Die Frage des Repertoires streifte auch Franz Kattesch, Leiter der deutschen Abteilung des Radu-Stanca-Theaters in Hermannstadt, in seinem Referat über die gegenwärtige Situation des Theaters in Siebenbürgen. Obwohl er immer wieder betonte, dass es sich beim Hermannstädter Theater um deutsch gesprochenes Theater handelt, das primär deutsche Kultur vermittelt, ist eines der wichtigsten Zukunftsvorhaben die Erarbeitung eines Stückes, das siebenbürgisch-sächsische Geschichte und Kultur zum Inhalt haben soll und das Wissen darum sowie die darin enthaltenen Werte vermitteln will. Das ist nach dem Tief Mitte der 90er Jahre nur ein erfreulicher Aspekt einer positiven Entwicklung, die nicht nur das professionelle Theater betrifft, sondern auch das Laientheater, das insbesondere an den Schulen eine neue Blüte erlebt.
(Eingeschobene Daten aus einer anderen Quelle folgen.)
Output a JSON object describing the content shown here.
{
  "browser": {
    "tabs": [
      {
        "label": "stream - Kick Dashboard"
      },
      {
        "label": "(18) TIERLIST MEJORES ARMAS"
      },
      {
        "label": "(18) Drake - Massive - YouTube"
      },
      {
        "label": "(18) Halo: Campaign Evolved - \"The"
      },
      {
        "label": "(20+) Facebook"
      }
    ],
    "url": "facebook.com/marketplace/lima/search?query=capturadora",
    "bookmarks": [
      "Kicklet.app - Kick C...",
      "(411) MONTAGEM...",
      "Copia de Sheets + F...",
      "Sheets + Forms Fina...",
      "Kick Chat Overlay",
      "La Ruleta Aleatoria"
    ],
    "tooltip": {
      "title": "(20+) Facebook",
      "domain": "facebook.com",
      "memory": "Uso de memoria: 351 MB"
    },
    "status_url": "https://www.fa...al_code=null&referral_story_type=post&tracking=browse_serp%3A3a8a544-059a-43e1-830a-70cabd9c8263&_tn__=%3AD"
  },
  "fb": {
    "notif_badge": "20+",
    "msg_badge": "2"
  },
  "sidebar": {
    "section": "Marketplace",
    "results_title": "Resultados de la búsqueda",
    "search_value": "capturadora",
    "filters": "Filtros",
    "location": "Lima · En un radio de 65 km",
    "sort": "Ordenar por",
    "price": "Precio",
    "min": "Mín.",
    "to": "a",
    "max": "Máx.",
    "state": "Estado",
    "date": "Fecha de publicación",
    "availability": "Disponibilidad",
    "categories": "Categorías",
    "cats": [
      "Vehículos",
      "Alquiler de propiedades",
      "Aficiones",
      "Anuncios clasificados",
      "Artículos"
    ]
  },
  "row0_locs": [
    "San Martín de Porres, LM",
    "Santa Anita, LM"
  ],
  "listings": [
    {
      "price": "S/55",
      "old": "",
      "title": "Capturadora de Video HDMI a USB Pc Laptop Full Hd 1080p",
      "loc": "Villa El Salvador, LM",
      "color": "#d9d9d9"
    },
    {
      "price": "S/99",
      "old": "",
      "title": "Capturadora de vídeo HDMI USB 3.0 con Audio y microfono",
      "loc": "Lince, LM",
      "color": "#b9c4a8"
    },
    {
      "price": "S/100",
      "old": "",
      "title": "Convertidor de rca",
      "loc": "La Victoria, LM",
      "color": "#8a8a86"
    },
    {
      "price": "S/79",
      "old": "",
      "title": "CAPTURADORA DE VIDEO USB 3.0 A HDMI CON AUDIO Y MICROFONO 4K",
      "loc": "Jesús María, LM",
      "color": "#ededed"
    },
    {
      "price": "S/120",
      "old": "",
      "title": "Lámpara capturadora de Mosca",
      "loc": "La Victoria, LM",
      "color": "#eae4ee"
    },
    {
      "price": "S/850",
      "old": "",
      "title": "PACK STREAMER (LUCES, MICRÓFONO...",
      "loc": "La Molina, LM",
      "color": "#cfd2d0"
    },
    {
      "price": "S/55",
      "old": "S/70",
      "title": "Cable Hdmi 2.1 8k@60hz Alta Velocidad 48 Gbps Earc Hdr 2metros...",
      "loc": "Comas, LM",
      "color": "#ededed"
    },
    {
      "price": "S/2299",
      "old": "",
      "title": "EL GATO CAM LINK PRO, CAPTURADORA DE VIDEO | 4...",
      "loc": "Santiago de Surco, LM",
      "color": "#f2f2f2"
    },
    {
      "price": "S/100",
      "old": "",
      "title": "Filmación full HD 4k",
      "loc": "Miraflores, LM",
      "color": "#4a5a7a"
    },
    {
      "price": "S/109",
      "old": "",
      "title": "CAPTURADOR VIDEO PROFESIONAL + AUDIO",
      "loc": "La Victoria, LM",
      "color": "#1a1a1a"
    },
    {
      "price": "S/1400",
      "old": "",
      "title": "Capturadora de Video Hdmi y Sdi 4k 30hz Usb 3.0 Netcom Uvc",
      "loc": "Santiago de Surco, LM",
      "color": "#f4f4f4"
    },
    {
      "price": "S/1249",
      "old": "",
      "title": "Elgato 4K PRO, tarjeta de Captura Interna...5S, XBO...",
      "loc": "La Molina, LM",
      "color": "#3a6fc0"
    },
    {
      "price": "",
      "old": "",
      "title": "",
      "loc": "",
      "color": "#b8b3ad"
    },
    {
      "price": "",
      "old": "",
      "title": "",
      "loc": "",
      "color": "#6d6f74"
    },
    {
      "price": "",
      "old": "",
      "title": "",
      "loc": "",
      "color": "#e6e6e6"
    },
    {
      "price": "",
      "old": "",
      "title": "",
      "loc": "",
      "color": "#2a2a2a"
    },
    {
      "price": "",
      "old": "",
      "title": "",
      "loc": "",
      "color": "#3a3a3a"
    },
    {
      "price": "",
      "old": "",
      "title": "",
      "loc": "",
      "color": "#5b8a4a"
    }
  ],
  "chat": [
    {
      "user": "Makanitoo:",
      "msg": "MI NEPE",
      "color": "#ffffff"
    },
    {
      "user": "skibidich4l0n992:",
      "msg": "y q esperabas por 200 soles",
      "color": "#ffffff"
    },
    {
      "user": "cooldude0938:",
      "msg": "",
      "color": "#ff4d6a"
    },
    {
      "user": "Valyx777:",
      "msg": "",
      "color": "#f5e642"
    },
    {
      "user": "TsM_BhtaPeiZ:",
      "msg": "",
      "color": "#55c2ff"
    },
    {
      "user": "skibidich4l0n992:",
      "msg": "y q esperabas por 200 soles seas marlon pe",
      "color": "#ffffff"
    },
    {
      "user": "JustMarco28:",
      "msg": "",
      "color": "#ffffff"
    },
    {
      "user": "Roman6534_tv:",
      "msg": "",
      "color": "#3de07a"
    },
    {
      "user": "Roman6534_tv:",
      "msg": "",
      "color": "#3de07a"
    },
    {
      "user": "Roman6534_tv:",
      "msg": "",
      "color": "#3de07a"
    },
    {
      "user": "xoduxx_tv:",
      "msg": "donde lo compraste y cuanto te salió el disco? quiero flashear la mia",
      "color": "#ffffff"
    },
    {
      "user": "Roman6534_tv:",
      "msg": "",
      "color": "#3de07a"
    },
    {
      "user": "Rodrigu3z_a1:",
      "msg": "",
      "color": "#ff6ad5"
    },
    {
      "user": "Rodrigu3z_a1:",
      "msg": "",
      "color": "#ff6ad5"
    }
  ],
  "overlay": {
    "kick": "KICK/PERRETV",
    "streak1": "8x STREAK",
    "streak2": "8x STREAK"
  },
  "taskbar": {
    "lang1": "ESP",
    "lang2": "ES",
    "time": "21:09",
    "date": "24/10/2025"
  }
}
Selbstverständlich gab es dazu, wie auch zu den anderen Programmpunkten angeregte Diskussionen. Es gab vielseitigen Erfahrungsaustausch und Anregungen, sei es bei begleitenden Programmpunkten, wie der Präsentation von Theateraufführungen auf Videofilm, sei es beim gemütlichen Miteinander in einem gastfreundlichen und von den Musen geküssten Haus. So konnte jeder Teilnehmer nicht nur viel Neues und Nützliches an Wissen, Kenntnis und Erfahrung mit heimnehmen, sondern auch das gute Gefühl, einer Gemeinschaft Gleichgesinnter anzugehören, die ihm jederzeit mit Rat und Tat zur Seite steht.

H-W



(gedruckte Ausgabe: Siebenbürgische Zeitung, Folge 20 vom 15. Dezember 2003, Seite 6)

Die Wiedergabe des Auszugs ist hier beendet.